Durch Königreiche nach Kapstadt
Reise Nr. 5110
Wanderungen: 7 x leicht (2 - 3 Std.), 7 x moderat (4 - 6 Std.)
Besteigung des Tafelberges und Sundowner am Signal Hill
Fußpirsch in Swaziland – dem Nashorn auf der Spur
Safari-Abenteuer im offenen Geländewagen im Krüger Nationalpark
Safari auf dem Wasser bei St. Lucia
Gipfellandschaften in Lesotho und den Drakensbergen
Genuss am Kap: Weinprobe auf kleinem Weingut
Sie sitzen im offenen Geländewagen im Krüger Nationalpark Ihren Lieblingstieren auf der Spur: Löwe, Giraffe, Zebra oder doch eine Warzenschweinfamilie?

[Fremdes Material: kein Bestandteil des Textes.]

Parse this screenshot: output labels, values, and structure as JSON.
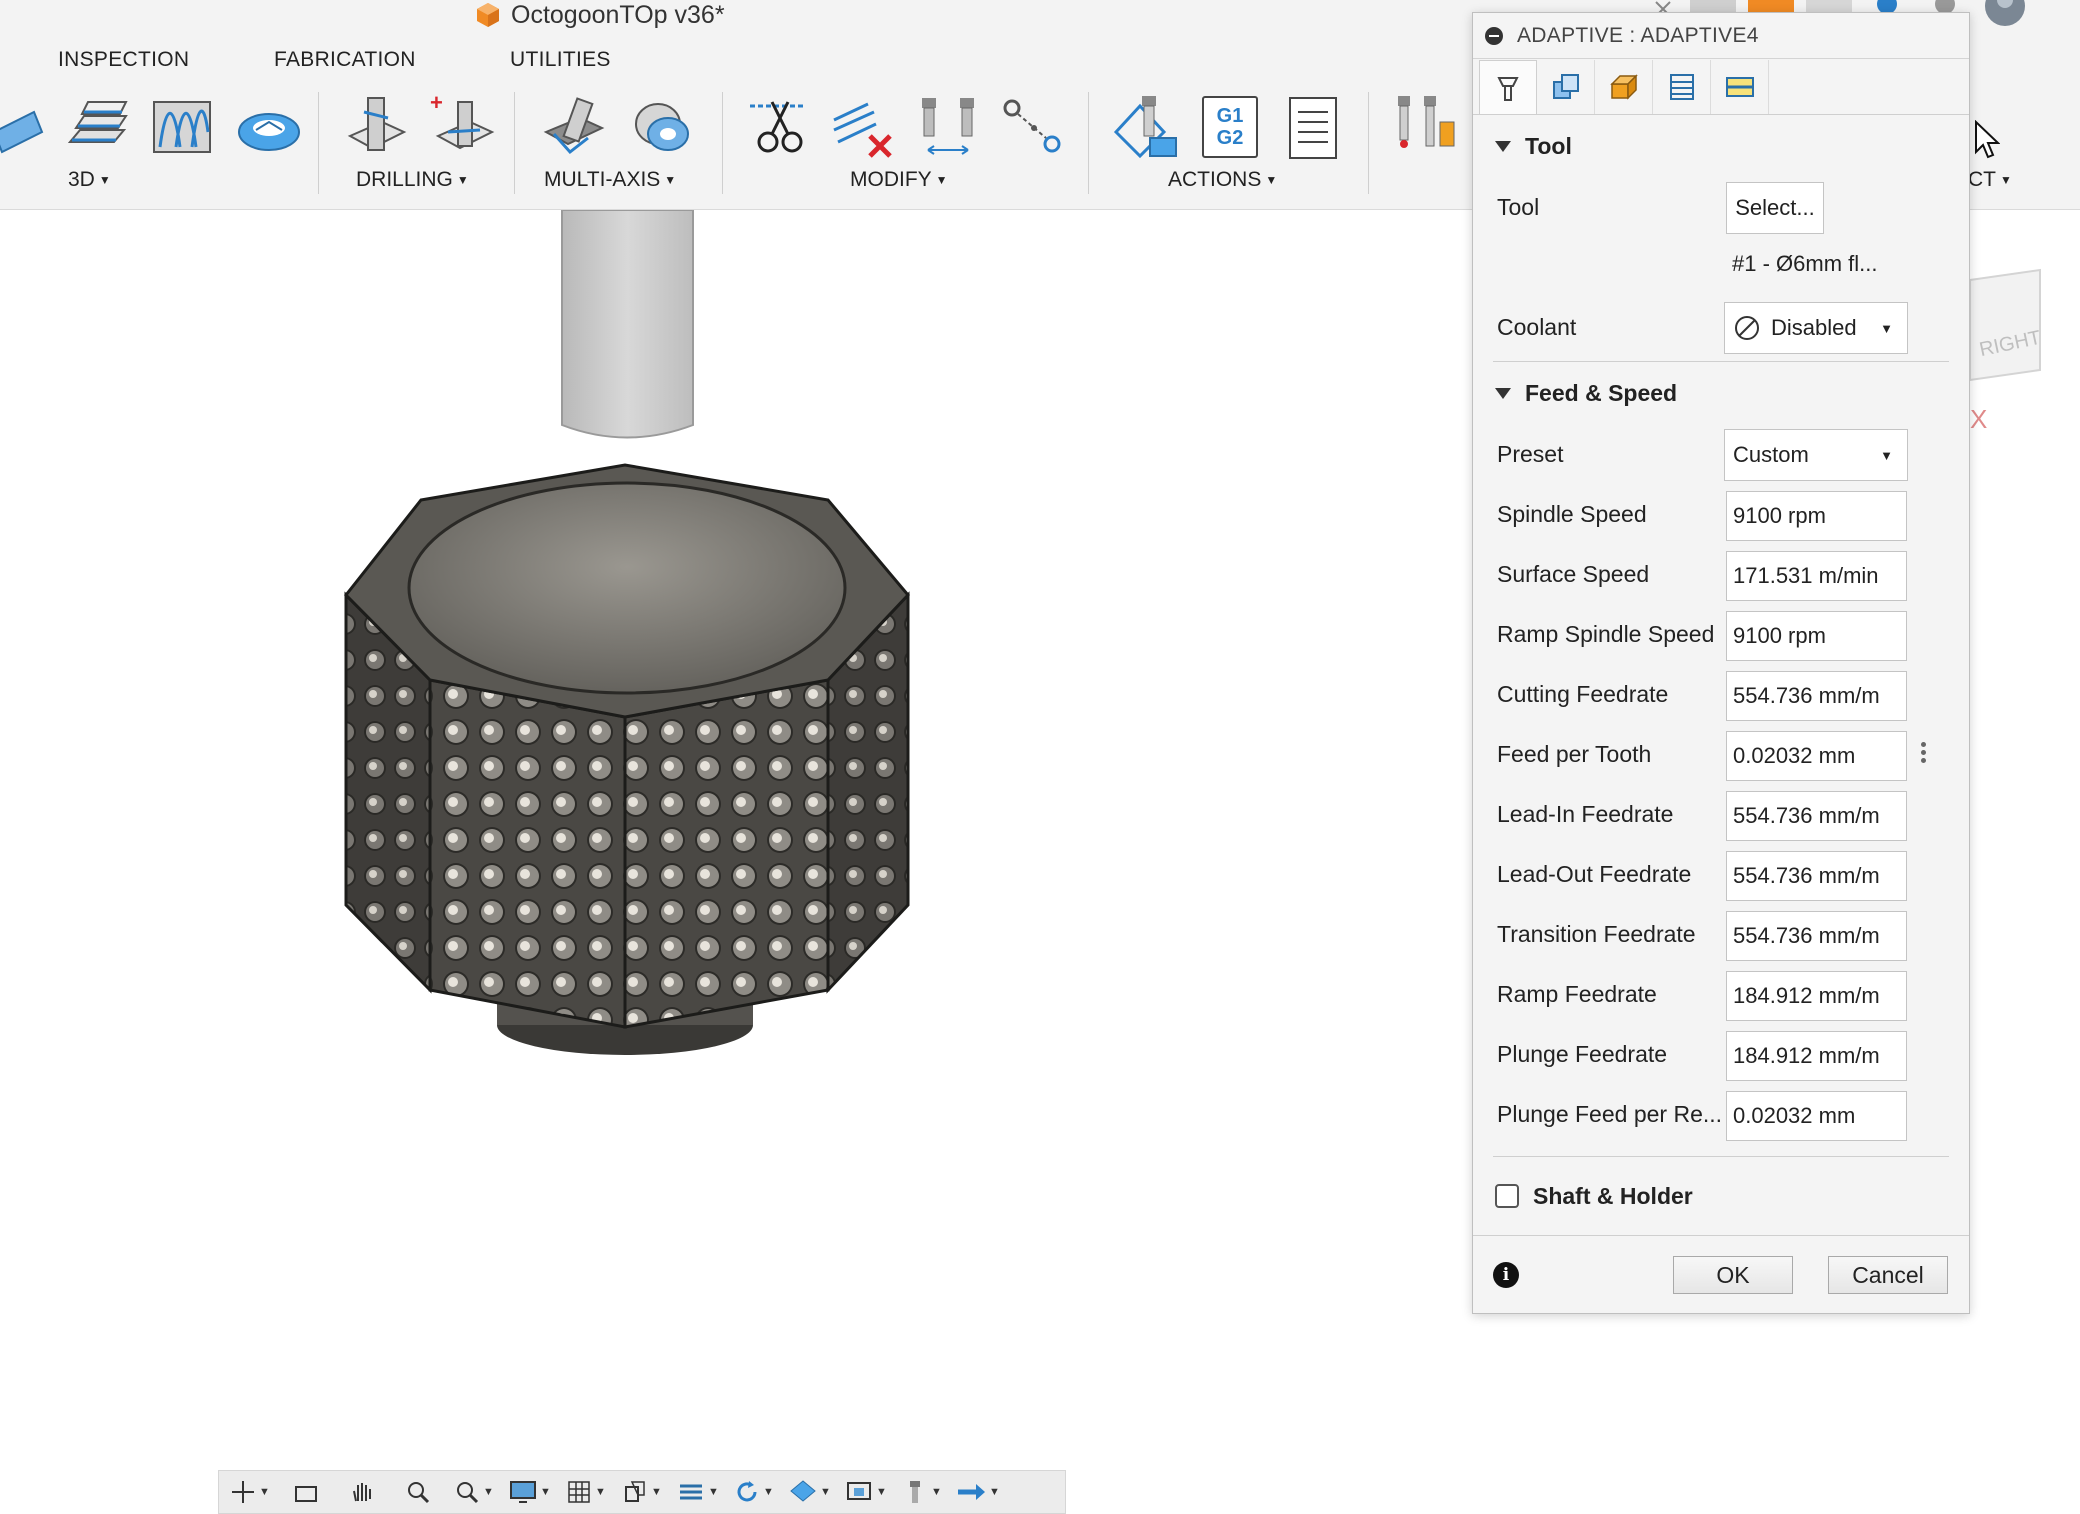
{
  "app": {
    "document_title": "OctogoonTOp v36*"
  },
  "ribbon": {
    "tabs": [
      "INSPECTION",
      "FABRICATION",
      "UTILITIES"
    ],
    "groups": [
      "3D",
      "DRILLING",
      "MULTI-AXIS",
      "MODIFY",
      "ACTIONS",
      "CT"
    ],
    "actions_icon_text": [
      "G1",
      "G2"
    ]
  },
  "viewcube": {
    "face_label": "RIGHT",
    "axis_label": "X"
  },
  "dialog": {
    "title": "ADAPTIVE : ADAPTIVE4",
    "tool_section": {
      "heading": "Tool",
      "tool_label": "Tool",
      "select_button": "Select...",
      "tool_name": "#1 - Ø6mm fl...",
      "coolant_label": "Coolant",
      "coolant_value": "Disabled"
    },
    "feed_section": {
      "heading": "Feed & Speed",
      "preset_label": "Preset",
      "preset_value": "Custom",
      "fields": [
        {
          "label": "Spindle Speed",
          "value": "9100 rpm"
        },
        {
          "label": "Surface Speed",
          "value": "171.531 m/min"
        },
        {
          "label": "Ramp Spindle Speed",
          "value": "9100 rpm"
        },
        {
          "label": "Cutting Feedrate",
          "value": "554.736 mm/m"
        },
        {
          "label": "Feed per Tooth",
          "value": "0.02032 mm"
        },
        {
          "label": "Lead-In Feedrate",
          "value": "554.736 mm/m"
        },
        {
          "label": "Lead-Out Feedrate",
          "value": "554.736 mm/m"
        },
        {
          "label": "Transition Feedrate",
          "value": "554.736 mm/m"
        },
        {
          "label": "Ramp Feedrate",
          "value": "184.912 mm/m"
        },
        {
          "label": "Plunge Feedrate",
          "value": "184.912 mm/m"
        },
        {
          "label": "Plunge Feed per Re...",
          "value": "0.02032 mm"
        }
      ]
    },
    "shaft_holder_label": "Shaft & Holder",
    "ok_label": "OK",
    "cancel_label": "Cancel"
  },
  "colors": {
    "ribbon_blue": "#2a7fc9",
    "doc_orange": "#f08a24",
    "delete_red": "#d9262c",
    "model_dark": "#4e4c48"
  }
}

Eine weiche Brise mit dem Duft von Akazien und Baobabs streift die Haut und ein leichtes Kribbeln im Bauch. Safari der anderen Art erleben Sie zu Wasser bei St. Lucia: Bootsausflug zu den Walen und Delfinen oder Krokodile und Flusspferden. Und richtig aufregend wird es zu Fuß, dem Nashorn auf der Spur in Hlane-Nationalpark in Swaziland. An der Panoramaroute blicken Sie - zu Fuß unterwegs - auf hohe Wasserfälle, hinein in tiefe Canyons und weit über die tiefgrüne Landschaft. Und Sie haben einen Wunsch frei bei Bourke's Luck Potholes. In den Drakensbergen schauen Sie dann auf die hohen Gipfel des Amphitheaters. Bei Ihren ausgiebigen Wanderungen in Lesotho können Sie dann den Basotho eingehüllt in bunte Decken auf Ihren Pferden begegnen. Wilde, zerklüftete Küstenlandschaft erwandern Sie im Tsitsikamma Nationalpark kauf dem Ottertrail und die Gischt spritzt hoch auf vor Ihnen beim Wandern am Kap der Guten Hoffnung. Genussvoll wird es in den „winelands" – ein Spaziergang mit Blick über die ganze Region, ein kleines Picknick und eine leckere Weinprobe auf einem kleinen Weingut. Einen sportlichen Abschluss bietet die Besteigung des Tafelbergs und abgerundet wird Ihr Kapstadt-Erlebnis mit einem Sundowner auf dem Signal Hill – so liegt Ihnen das ganze Kap vielfach zu Füßen.
Reiseverlauf:
1. Tag Anreise
Linienflug mit South African Airways von Frankfurt nach Johannesburg.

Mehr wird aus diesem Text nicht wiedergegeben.